Tuesday, July 08, 2008


The Bearded One Has A Bad Idea
Having already made the poor decision to bail out securities firms that have suffered losses from the mortgage-backed securities, Federal Reserve Board Chairman plans to extend the bailouts:


In an extraordinary action, the Fed in March agreed to let investment houses go to the Fed -- on a temporary basis -- for a quick, overnight source of cash. Those loan privileges, which are supposed to last through mid-September, are similar to those permanently afforded to commercial banks for years.
"We are currently monitoring developments in financial markets closely and considering several options, including extending the duration of our facilities for primary dealers beyond year-end should the current unusual and exigent circumstances continue to prevail in dealer funding markets," Bernanke said in prepared remarks to a mortgage-lending forum in Arlington, Va.
The Fed's decision to act -- temporarily at least -- as a lender of last resort for Wall Street firms was made after a run on Bear Stearns pushed the investment bank to the brink of bankruptcy and raised fears that others might be in jeopardy. It was the broadest use of the Fed's lending powers since the 1930s.
Bear Stearns was eventually taken over by JPMorgan Chase & Co., with the Fed providing $28.82 billion in financial backing.

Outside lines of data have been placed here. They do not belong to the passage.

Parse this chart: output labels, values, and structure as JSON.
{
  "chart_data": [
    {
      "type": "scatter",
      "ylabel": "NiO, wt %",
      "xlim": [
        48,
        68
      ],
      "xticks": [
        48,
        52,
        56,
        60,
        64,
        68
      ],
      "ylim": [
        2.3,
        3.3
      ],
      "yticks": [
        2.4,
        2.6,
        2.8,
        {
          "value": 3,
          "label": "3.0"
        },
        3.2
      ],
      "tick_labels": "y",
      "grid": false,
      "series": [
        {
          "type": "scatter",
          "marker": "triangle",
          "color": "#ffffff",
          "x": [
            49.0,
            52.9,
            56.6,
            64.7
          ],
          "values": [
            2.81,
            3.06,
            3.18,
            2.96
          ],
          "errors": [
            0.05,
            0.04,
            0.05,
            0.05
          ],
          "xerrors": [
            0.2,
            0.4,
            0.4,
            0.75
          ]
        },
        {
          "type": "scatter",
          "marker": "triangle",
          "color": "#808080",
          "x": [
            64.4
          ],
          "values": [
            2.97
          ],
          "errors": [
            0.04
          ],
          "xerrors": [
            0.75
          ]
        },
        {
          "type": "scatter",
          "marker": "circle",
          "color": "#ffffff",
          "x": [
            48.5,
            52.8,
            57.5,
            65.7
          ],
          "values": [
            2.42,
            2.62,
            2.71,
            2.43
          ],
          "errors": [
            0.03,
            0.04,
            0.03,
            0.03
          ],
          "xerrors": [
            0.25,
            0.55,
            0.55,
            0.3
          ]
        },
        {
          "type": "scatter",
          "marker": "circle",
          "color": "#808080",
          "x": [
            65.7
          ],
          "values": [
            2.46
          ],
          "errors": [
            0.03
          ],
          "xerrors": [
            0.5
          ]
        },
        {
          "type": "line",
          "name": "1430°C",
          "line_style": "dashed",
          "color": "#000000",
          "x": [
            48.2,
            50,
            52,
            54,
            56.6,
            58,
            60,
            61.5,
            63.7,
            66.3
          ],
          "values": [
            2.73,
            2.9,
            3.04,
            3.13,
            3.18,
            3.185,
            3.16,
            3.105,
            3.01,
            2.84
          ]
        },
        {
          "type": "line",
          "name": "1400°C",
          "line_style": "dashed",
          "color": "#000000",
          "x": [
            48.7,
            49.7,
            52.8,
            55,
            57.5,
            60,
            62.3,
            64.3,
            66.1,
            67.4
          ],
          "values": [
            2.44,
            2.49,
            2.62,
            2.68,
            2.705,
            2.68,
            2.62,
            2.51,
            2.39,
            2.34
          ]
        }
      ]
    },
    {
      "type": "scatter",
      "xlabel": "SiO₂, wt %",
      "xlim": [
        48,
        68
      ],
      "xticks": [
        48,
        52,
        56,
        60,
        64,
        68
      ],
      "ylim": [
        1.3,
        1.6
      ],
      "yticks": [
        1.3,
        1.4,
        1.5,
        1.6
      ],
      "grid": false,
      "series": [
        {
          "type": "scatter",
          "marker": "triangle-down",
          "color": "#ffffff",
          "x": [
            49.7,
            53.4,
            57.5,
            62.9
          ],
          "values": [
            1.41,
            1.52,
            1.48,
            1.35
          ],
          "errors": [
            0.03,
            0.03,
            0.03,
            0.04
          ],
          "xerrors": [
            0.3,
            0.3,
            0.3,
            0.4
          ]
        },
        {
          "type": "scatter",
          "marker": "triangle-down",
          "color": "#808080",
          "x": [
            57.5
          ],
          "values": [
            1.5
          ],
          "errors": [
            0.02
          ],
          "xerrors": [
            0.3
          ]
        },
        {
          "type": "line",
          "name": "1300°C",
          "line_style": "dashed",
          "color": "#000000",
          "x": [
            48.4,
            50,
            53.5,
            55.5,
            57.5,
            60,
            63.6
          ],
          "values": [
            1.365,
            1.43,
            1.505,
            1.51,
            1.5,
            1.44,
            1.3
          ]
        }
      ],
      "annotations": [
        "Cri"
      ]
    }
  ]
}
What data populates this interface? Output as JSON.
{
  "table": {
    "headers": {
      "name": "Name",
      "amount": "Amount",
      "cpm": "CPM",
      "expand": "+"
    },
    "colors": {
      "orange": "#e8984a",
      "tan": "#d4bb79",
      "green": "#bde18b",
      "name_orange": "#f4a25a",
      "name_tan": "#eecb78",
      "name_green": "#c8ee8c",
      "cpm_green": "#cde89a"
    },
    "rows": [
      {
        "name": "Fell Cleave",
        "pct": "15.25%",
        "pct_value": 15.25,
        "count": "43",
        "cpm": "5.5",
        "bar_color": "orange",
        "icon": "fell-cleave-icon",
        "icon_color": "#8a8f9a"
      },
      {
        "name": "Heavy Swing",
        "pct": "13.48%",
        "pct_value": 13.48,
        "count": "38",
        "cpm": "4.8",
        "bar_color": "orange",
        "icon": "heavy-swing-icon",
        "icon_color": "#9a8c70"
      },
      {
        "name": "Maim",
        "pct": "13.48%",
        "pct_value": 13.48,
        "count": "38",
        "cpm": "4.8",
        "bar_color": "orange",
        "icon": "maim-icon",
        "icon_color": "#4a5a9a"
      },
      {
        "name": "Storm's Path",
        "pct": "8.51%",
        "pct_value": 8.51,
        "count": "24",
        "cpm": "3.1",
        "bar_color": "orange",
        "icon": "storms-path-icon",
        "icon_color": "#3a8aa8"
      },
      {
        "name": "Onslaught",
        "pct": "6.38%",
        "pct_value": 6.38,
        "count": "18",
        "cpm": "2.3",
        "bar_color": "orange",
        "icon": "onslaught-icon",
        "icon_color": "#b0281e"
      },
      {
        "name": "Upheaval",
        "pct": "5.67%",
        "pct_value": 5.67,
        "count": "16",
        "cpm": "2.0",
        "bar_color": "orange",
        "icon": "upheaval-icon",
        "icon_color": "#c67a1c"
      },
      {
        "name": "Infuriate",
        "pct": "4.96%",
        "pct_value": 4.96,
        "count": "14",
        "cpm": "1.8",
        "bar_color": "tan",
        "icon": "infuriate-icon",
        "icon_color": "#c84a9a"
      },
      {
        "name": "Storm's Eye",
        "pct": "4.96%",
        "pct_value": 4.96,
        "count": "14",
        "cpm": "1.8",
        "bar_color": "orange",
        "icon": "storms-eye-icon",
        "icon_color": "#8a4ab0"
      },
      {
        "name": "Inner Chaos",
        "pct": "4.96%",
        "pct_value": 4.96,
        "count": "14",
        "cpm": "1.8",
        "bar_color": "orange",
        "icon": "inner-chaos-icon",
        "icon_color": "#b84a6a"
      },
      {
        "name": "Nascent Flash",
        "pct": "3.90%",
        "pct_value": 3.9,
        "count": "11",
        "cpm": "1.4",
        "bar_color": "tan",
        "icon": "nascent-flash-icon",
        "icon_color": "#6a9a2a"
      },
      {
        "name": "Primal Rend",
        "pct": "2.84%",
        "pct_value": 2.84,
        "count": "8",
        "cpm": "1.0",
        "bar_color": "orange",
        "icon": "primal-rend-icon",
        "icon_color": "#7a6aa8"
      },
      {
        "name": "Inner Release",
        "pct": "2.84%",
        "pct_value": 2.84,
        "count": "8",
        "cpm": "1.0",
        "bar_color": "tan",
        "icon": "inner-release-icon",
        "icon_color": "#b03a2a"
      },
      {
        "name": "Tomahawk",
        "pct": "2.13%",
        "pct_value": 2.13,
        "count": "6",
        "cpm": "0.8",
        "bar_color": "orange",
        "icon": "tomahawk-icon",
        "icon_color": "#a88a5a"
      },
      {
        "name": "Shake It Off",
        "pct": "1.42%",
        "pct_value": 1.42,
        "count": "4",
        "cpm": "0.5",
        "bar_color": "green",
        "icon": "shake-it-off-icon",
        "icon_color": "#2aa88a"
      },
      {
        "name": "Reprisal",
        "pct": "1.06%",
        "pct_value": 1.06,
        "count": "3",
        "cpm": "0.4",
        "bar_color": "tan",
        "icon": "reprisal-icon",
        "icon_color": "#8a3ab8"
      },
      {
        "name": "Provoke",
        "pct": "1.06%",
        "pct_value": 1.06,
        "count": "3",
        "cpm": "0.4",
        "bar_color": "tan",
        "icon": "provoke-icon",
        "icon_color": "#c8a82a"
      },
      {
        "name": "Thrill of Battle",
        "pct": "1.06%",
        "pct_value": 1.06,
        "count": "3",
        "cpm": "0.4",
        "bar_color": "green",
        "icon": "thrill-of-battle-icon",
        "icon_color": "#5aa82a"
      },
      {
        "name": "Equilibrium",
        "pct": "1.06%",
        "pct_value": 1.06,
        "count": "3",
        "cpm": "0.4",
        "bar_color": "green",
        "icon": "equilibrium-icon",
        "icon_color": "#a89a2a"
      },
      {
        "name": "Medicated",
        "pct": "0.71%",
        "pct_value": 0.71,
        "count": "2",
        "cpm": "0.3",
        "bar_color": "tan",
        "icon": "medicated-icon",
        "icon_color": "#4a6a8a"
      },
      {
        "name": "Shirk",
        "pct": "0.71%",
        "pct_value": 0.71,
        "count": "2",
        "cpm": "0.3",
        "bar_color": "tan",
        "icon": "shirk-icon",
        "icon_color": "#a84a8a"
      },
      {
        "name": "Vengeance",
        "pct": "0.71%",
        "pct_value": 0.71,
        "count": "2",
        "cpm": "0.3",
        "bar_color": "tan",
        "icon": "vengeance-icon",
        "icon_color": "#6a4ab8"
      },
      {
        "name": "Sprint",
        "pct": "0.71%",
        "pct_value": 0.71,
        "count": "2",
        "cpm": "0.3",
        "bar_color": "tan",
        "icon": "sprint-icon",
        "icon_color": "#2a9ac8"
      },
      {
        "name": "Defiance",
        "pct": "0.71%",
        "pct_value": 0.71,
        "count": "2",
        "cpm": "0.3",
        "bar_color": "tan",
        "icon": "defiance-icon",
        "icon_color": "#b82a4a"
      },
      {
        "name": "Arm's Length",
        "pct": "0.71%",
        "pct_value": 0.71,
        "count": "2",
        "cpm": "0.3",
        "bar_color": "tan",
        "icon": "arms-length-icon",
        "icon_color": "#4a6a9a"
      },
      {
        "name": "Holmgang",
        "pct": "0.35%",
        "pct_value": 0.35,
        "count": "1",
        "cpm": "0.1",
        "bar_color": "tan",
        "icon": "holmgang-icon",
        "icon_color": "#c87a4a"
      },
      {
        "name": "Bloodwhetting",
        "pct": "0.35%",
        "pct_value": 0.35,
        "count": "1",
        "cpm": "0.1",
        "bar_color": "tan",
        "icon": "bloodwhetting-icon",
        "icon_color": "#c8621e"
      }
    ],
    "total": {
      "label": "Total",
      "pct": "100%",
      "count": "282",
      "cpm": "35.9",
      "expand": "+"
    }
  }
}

Underwriting securities is a risky business. The owners and employees of these firms are handsomely compensated for bearing the risk. Many of them earn more in one day than most of us earn in one year. If they make bad decisions, they should eat their losses. The government has no need to bail them out. For every person working in securities, there are at least 1,000 more who would like to. The firms and the individuals who fail can be easily replaced.